The news of UK fashion-retail chain Primark and beloved British bakers Greggs going into business together left many wondering what would come of this alliance between fast fashion and fast food.
The hotly anticipated high-street collab will see a limited edition, 11 piece range hit UK Primark stores and a 130-seat Greggs cafe opening up in Primark’s flagship Birmingham store.
Little is known about the goods themselves but pictures have emerged that tease a hoodie bearing the Greggs logo with “It’s a Pastry Thing” emblazoned down one arm.
In an age where branding transcends product and cross-overs can generate massive social media buzz, many are keen to create money, memes and some memorable designs through unexpected pairings.
So whether it's kitchen wear and couture or tinned meat and streetwear, let's examine some of the oddest couples of recent years.
With the tragic death of Virgil Abloh earlier this year many took stock of his chic back catalogue that brought together high and low culture.
“MARKERAD” was the love child of Abloh’s fashion label Off-White and flatpack furniture aficionados, Ikea. The collection was, typically for Abloh, inspired by his childhood memories and relationship to furniture and was teased for months before it became available in stores across Europe and North America.

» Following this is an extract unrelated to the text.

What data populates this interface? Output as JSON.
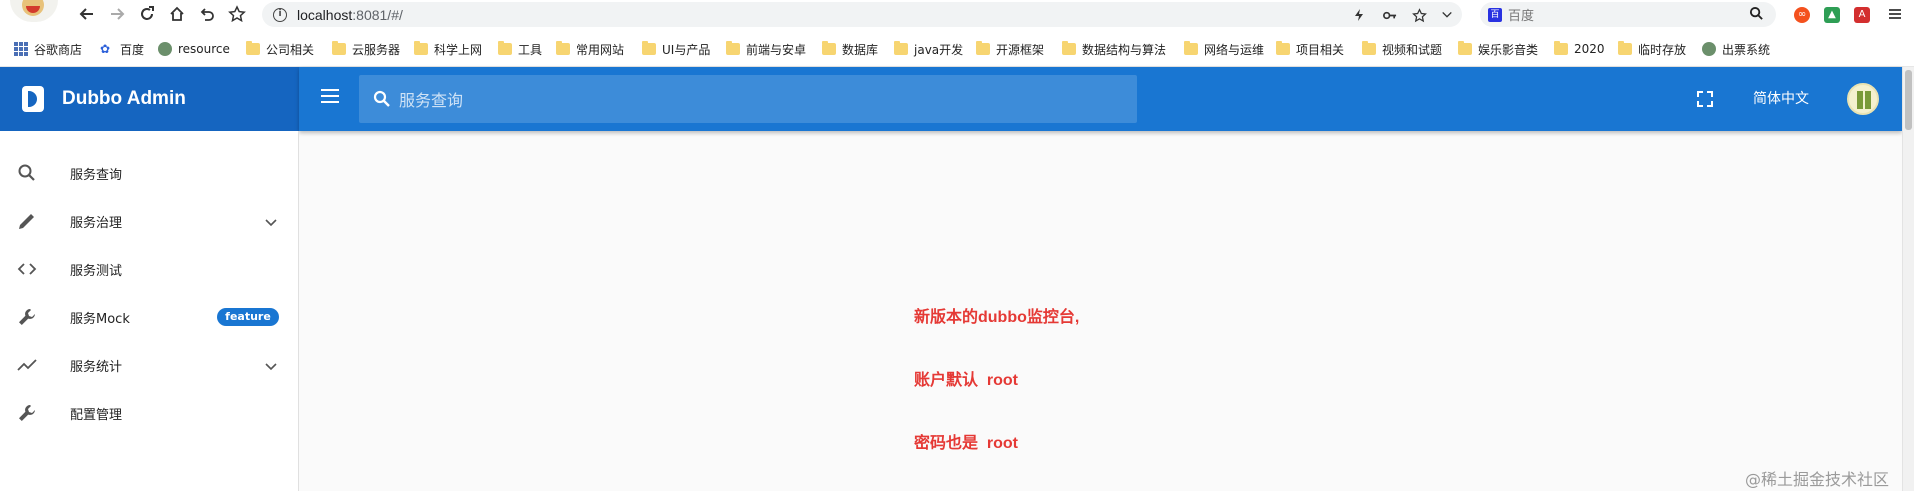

Its launch in the UK saw the Wembley Ikea store take on Abloh’s signature quotation marks and shoppers buying a brown Ikea carrier, “Wet Grass” rug and “Temporary” clock.
At the time of his collection’s release in the US, Abloh told High Snobiety, “No one wants to look exactly like anyone else. It's like streetwear where everyone styles themselves with their own sensibilities.
“I thought very much the interior of your house can be adaptable.”
Smeg/Dolce & Gabbana
Not since Romeo and Juliet has there been as an unlikely pairing of famous Italian names as haute couture designers Dolce & Gabbana and white goods manufacturer Smeg.
In 2017 the Smeg/D&G cabal released a limited edition line of 100 stylish fridges for Salone Del Mobile, a furniture fair in Milan which is held annually to promote Italian exports. The fridges, which came in at around €43,000 each, proved so popular that the brands decided to try it all over again.
The following year Smeg/D&G released a more affordable (emphasis on more, not affordable) line of juicers, toasters, coffee machines, teapots, blenders and mixers. All the goods were intricately decorated with floral, leaf and fruit inspired patterns to add some mediterranean colour to any kitchen.
What more natural partnership could there be than between sun-soaked Californian streetwear and a hardy tinned meat that helped win World War Two?
This relationship saw the American classic Spam honoured by top streetwear label of the San Francisco Bay Area HUF. The coupling spawned a capsule collection that left many style tastebuds titillated if a little bemused.
Mimicking a military theme that honours Spam’s role in feeding the US, UK and Russian troops in the 1940s, the tinned meats label was applied to jackets, mesh football jerseys, hats and socks. Although tongue-in-cheek, Spam is still available in supermarkets around the world, so maybe HUF are hoping these designs could prove as long-lasting.
Although Scott’s reputation has been somewhat sullied by recent events he was once considered an asset to any brand.
Hoping to add a bit of Cactus Jack magic to the menu, McDonald’s made Scott’s favourite meal of a Quarter Pounder with cheese and bacon, fries with BBQ sauce, and a Sprite available for customers. In a more bizarre turn, the fast-food chain and rapper also released a cushion in the image of a giant chicken nugget, which raised eyebrows as high as the real thing would get your blood pressure.
Whilst not technically a collab Durex did partake in a time-honoured Olympic tradition. The Olympic Village has been described as “the most testosterone fuelled place on earth,” by target shooter Mark Russell, and there is no shortage of rumours and innuendo surrounding the athletes' accommodation during the games.
For the 2016 Rio Olympics Durex sent 450,000 condoms to the village, 3x the amount sent to London in 2012. These ‘camisinhas’ (Brazilian for ‘little shirts’) were in theory so high in number due to the spread of the zika virus, but considering the number sent to Seoul in 1988 was 8,500 it seems a little excessive.
Lady Gaga may have missed out on an Oscar nomination but she's made our list after she teamed up with Oreo in 2020. That year, ‘Chromatica’ brought joy to many even if the irony of an album full of club bangers being released at the height of lockdown was bittersweet.
However, the internet got a second wind with the release of a tasty treat designed to promote the singer’s work. Oreo’s bright pink Chromatica cookies had green cream filling and came in packages embossed in a range of colours inspired by the album.
The goods, available for a limited time in the UK and US, set the internet on fire with many life-long Little Monsters stating they’d queue up for their pop-fuelled sugar rush.